The answer is that it could be done here, but it would be much more expensive. The prices paid to people in India are well below the prices that would be paid to U.S. workers, which is why U.S. workers would not find it attractive to work in those jobs and, instead, work in jobs in which they produce more value. If, say, 200,000 Americans were employed in call-service centers rather than 200,000 Indians, those 200,000 Americans would not be employed doing what they are doing right now. So, for example, we might have fewer people working at Starbuck’s, fewer people working at McDonald’s, and so on. Trump seems to believe what economists call the “lump of labor fallacy,” the idea that there is a fixed amount of work to go around. In fact, there’s an infinite amount of work to be done, and the real scarcity is not of jobs but of people.

Trump also believes in something called “fair trade.” On his website, he writes, “For free trade to bring prosperity to America, it must also be fair trade.” He continues, “America fully opened its markets to China but China has not reciprocated.” Although he exaggerates—America’s markets are not as open to Chinese goods as he thinks—it is true that the Chinese barriers to U.S. goods are higher than the U.S. barriers to Chinese goods. But do we need their barriers to fall to the level of ours for trade to flourish? No, we don’t. We would be better off if their trade barriers fell, and so would they. But just as we have domestic firms pushing for restrictions on trade, China has Chinese firms that don’t want to compete with imports. But we are still better off having fewer restrictions on trade whether or not the Chinese government reduces its trade barriers.
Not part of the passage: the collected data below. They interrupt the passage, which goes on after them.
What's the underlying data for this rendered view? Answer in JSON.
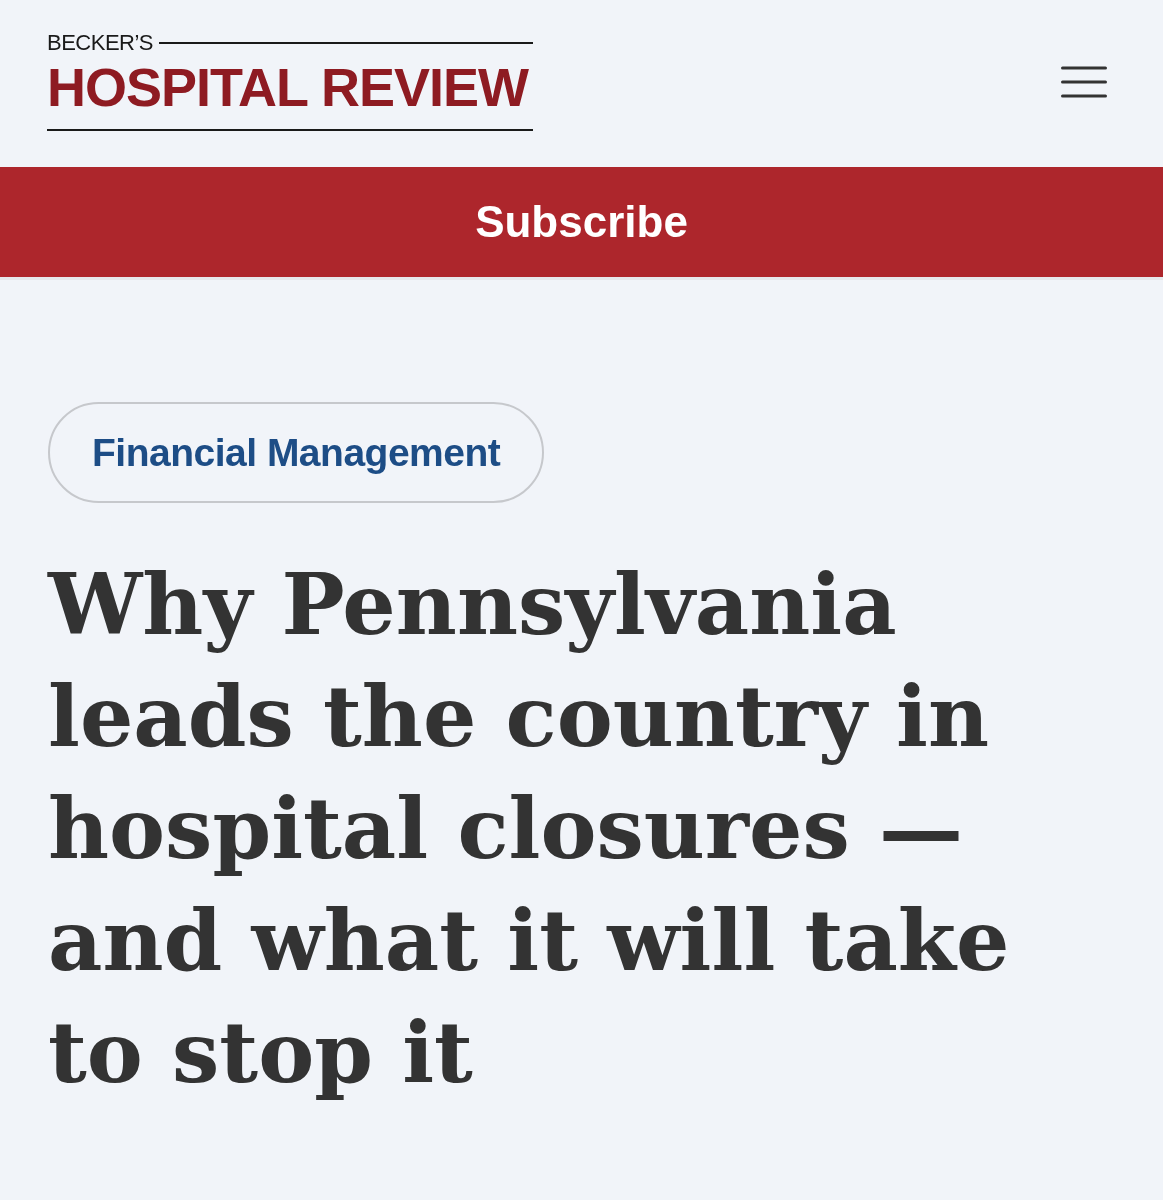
{
  "header": {
    "logo": {
      "kicker": "BECKER’S",
      "title": "HOSPITAL REVIEW"
    }
  },
  "subscribe_bar": {
    "label": "Subscribe"
  },
  "article": {
    "category": "Financial Management",
    "headline": "Why Pennsylvania leads the country in hospital closures — and what it will take to stop it"
  }
}
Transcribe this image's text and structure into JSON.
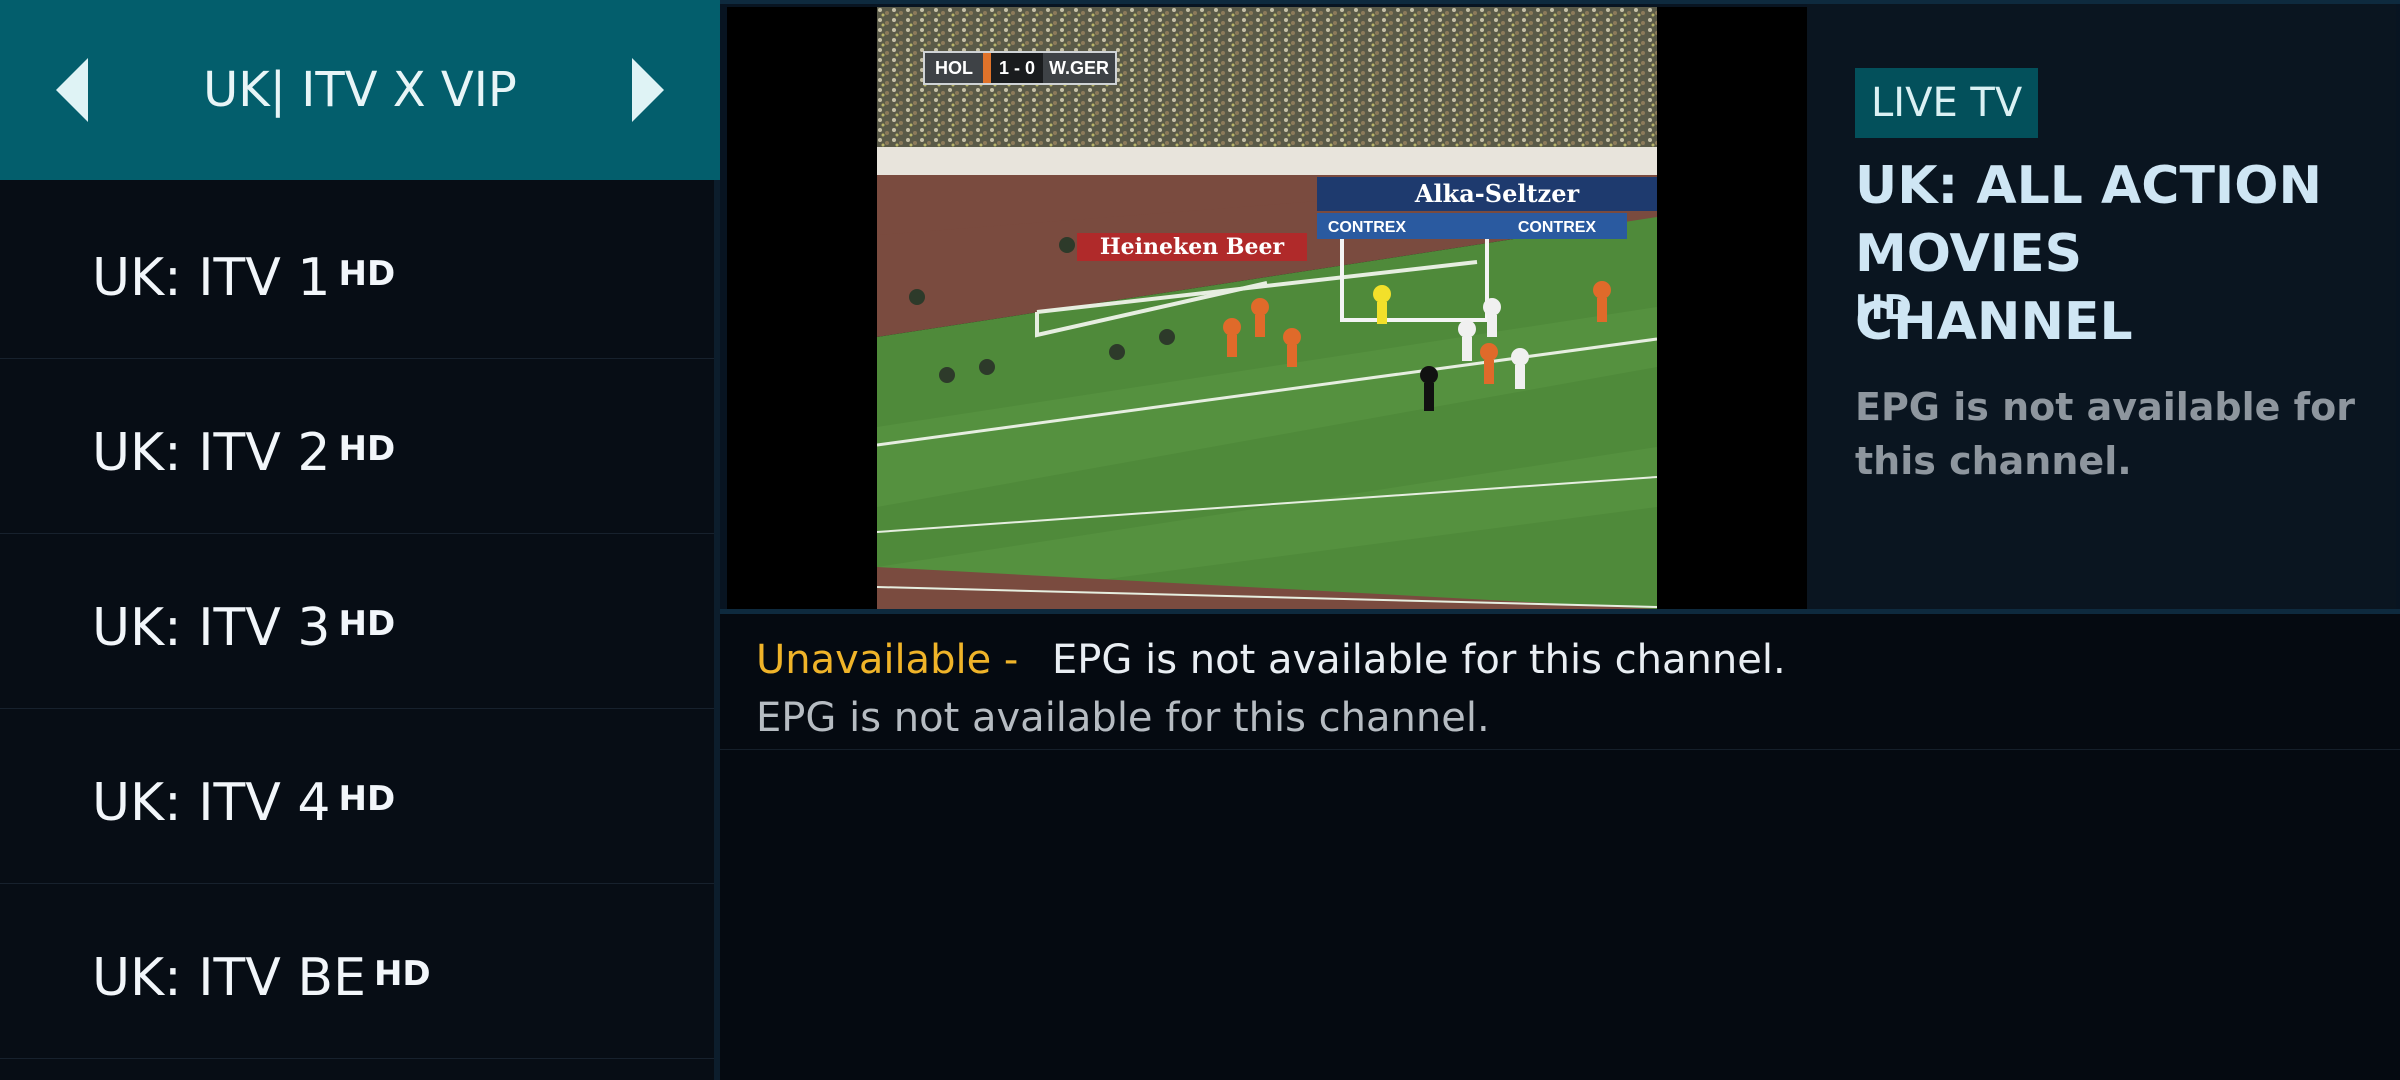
{
  "sidebar": {
    "category_title": "UK| ITV X VIP",
    "channels": [
      {
        "name": "UK: ITV 1",
        "tag": "HD"
      },
      {
        "name": "UK: ITV 2",
        "tag": "HD"
      },
      {
        "name": "UK: ITV 3",
        "tag": "HD"
      },
      {
        "name": "UK: ITV 4",
        "tag": "HD"
      },
      {
        "name": "UK: ITV BE",
        "tag": "HD"
      }
    ]
  },
  "player": {
    "scorebug": {
      "home": "HOL",
      "score": "1 - 0",
      "away": "W.GER"
    }
  },
  "info": {
    "badge": "LIVE TV",
    "channel_title": "UK: ALL ACTION MOVIES CHANNEL",
    "channel_tag": "HD",
    "epg_note": "EPG is not available for this channel."
  },
  "epg": {
    "status": "Unavailable -",
    "now": "EPG is not available for this channel.",
    "next": "EPG is not available for this channel."
  },
  "colors": {
    "header_teal": "#035e6c",
    "badge_teal": "#03505b",
    "status_yellow": "#f0b429",
    "background": "#050a11"
  },
  "icons": {
    "prev": "caret-left-icon",
    "next": "caret-right-icon"
  }
}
Someone who understood this and used a beautiful analogy to make the point was Ronald Reagan. In a presidential speech he made defending free trade and criticizing the idea of retaliating against other countries’ trade restrictions by imposing more U.S. restrictions, Reagan compared trade to two people in a lifeboat on the high seas. Imagine, he said, that one of the people shoots a small hole in the boat and water slowly leaks in. That hurts you, but it also hurts him. What should you do to respond? Should you shoot another hole in the boat? That will effectively retaliate against him, but it will also hurt you. Countries gain from trading with each other, and the more restrictions there are on trade, the worse off both sides are, no matter which side imposed the restrictions.
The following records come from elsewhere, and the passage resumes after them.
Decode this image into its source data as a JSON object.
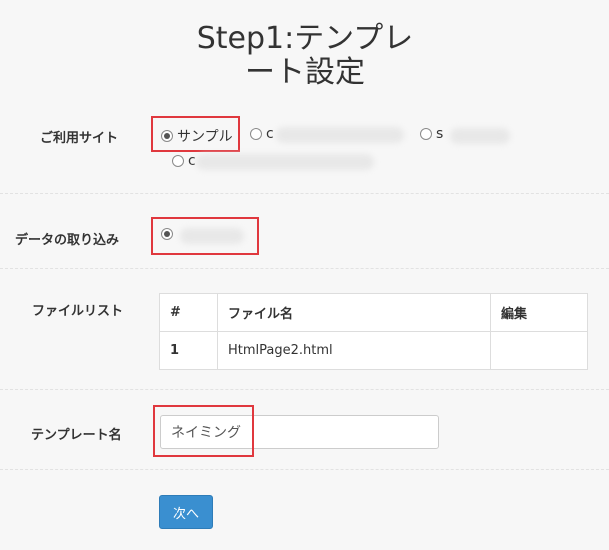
{
  "page": {
    "title_line1": "Step1:テンプレ",
    "title_line2": "ート設定"
  },
  "site": {
    "label": "ご利用サイト",
    "options": [
      {
        "label": "サンプル",
        "checked": true
      },
      {
        "label": "c",
        "checked": false
      },
      {
        "label": "s",
        "checked": false
      },
      {
        "label": "c",
        "checked": false
      }
    ]
  },
  "import": {
    "label": "データの取り込み",
    "options": [
      {
        "label": "",
        "checked": true
      }
    ]
  },
  "file_list": {
    "label": "ファイルリスト",
    "columns": [
      "#",
      "ファイル名",
      "編集"
    ],
    "rows": [
      {
        "num": "1",
        "name": "HtmlPage2.html",
        "edit": ""
      }
    ]
  },
  "template_name": {
    "label": "テンプレート名",
    "value": "ネイミング"
  },
  "next_button": {
    "label": "次へ"
  },
  "colors": {
    "highlight": "#e0383e",
    "button": "#3a8fd0"
  }
}
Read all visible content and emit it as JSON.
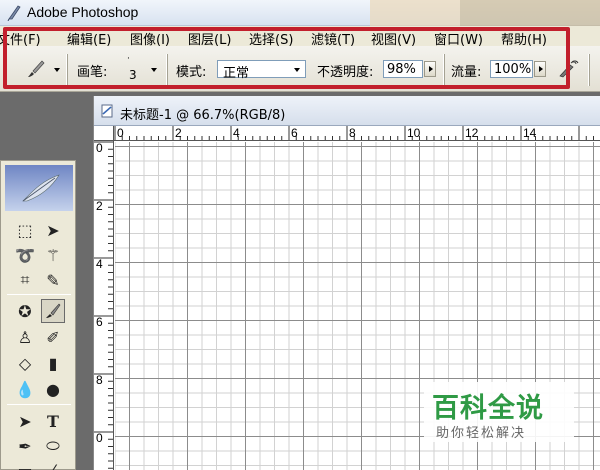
{
  "app": {
    "title": "Adobe Photoshop"
  },
  "menu": [
    "文件(F)",
    "编辑(E)",
    "图像(I)",
    "图层(L)",
    "选择(S)",
    "滤镜(T)",
    "视图(V)",
    "窗口(W)",
    "帮助(H)"
  ],
  "options": {
    "brush_label": "画笔:",
    "brush_size": "3",
    "mode_label": "模式:",
    "mode_value": "正常",
    "opacity_label": "不透明度:",
    "opacity_value": "98%",
    "flow_label": "流量:",
    "flow_value": "100%"
  },
  "document": {
    "title": "未标题-1 @ 66.7%(RGB/8)"
  },
  "rulers": {
    "horizontal": [
      "0",
      "2",
      "4",
      "6",
      "8",
      "10",
      "12",
      "14"
    ],
    "vertical": [
      "0",
      "2",
      "4",
      "6",
      "8",
      "0"
    ]
  },
  "watermark": {
    "title": "百科全说",
    "subtitle": "助你轻松解决"
  },
  "colors": {
    "highlight": "#c21f2c",
    "watermark_green": "#2f9a45"
  }
}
At times, one senses that Trump just dislikes trade, period, whether “fair” or not. In that same July 2015 Las Vegas speech, Trump said: “I just left Los Angeles, thousands of cars, millions of cars coming in [from Japan]. We get nothing. We get cars. They get . . . We want to send rice, we want to send corn. . . . The imbalance of these things. They send a car. We send corn.”

So which is it? Do we send corn or don’t we send corn? And are cars “nothing”? And, if we do send corn, what’s wrong with that? Objecting to producing corn in the United States, where it’s cheaper to produce than in Japan, in return for cars that are cheaper to produce there than here—if they weren’t cheaper, we wouldn’t buy them—is to object to trade per se.

A major part of the problem Trump has with trade, I believe, is that he sees it as a zero-sum game, as in sports. He often talks about how we’re not “winning” in trade. And if we win more, in his view, China will win less. In a speech in the early 1990s in which he criticized the North American Free Trade Agreement (NAFTA), Trump said that Mexican businesses favored NAFTA, and that must mean that U.S. businesses would lose. What he fails to understand—and, again, he is not alone—is that in any trade, both sides win, or else they wouldn’t trade.

Those who find themselves persuaded by Trump’s claims should ask themselves whether they think that people in the state or province or territory in which they live would be better off if the government of that political entity raised trade barriers between it and other states, provinces, or territories. If Donald Trump is right about trade, they would be better off with such barriers. If, on the other hand, Trump is wrong about trade, they would be worse off. The argument for trade does not become less powerful when goods and services cross international borders.